Audrey Young of the Herald blogs:
I don’t know which is worse, Helen Clark’s double standards or the State Services Commission’s toadyism in the Madeleine Setchell employment affair.
Deputy State Services Commissioner Iain Rennie rather sweetly relies on the view that Benson Pope’s henchman, Steve Hurring, simply sought information from Logan about Setchell’s private links.
The unspoken question would have more force: Do you realise that your new comms manager will be working closely on some of the campaigns on sustainability and carbon-neutrality we feel certain that the ministry will be planning before the election next year?
If Labour had nothing to hide, it would have nothing to worry about. But the line between legitimate public information and political advertising has become increasingly blurred. That is why Auditor General Kevin Brady instigated a cautioning report before about it the 2005 election.
We always knew the politicians had blurred the line to get money for nothing: the real worry with this case is that it appears the state sector bosses are willing to go along with it.
Colin Espiner has a Tui moment in relation to the PM’s claim there was no political interference.
There’s a certain advertisement for a brand of beer that springs to mind upon hearing that David Benson-Pope was nowhere near the phone call from his office to the chief executive of the Ministry of the Environment.

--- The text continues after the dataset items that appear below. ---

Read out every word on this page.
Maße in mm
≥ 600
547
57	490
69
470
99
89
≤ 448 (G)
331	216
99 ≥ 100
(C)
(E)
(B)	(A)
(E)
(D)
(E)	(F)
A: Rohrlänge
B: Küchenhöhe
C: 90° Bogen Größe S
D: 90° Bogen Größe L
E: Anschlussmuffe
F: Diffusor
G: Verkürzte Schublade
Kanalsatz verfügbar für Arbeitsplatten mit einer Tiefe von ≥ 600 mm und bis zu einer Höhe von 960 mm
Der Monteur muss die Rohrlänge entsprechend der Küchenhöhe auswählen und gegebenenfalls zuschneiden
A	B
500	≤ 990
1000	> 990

Yeah, right. Senior political advisers in front-bench ministers’ offices routinely make sensitive telephone calls on employment matters to the heads of their minister’s department without checking with their boss first.
But there was no political interference. Oh, no. It was a simple, innocent phone call to enquire about Setchell’s wellbeing and how she was settling into her new job. Benson-Pope, known as something of a control freak who keeps his staff on a tight leash, had no knowledge of the call and hadn’t heard the rumours swirling around the Beehive that Setchell was the partner of Taylor.
I think I just saw a big pig fly past my Beehive annex window.
Colin also goes on to note that there is a pattern of behaviour here with this Minister:
So the staff member gets the blame. There’s a certain sense of deja vu in all of this. Benson-Pope, who has gone through more press secretaries than he’s had hot Bellamy’s dinners, burned off one of his previous secretaries after he was hung out to dry for leaking a police report clearing Benson-Pope of wrongdoing over allegations he mistreated pupils in his care while a teacher at Bayfield High School.
Pete Coleman got the blame, although it later transpired that Benson-Pope had known of the leak and had authorised it.
Also worth a look at is video shot today of Duncan Garner interviewing Benson-Pope. It is seven minutes long but worth viewing.
Also Colin James has some useful thoughts on the issue, noting:
A person in a minister’s office speaks for the minister. The minister is responsible for what that person says or does as a member of the minister’s office whether or not it is as at the minister’s specific bidding or with the minister’s knowledge.
So, in effect, David Benson-Pope queried the employment of Madeleine Setchell, partner of Kevin Taylor, chief press secretary of Opposition leader John Key.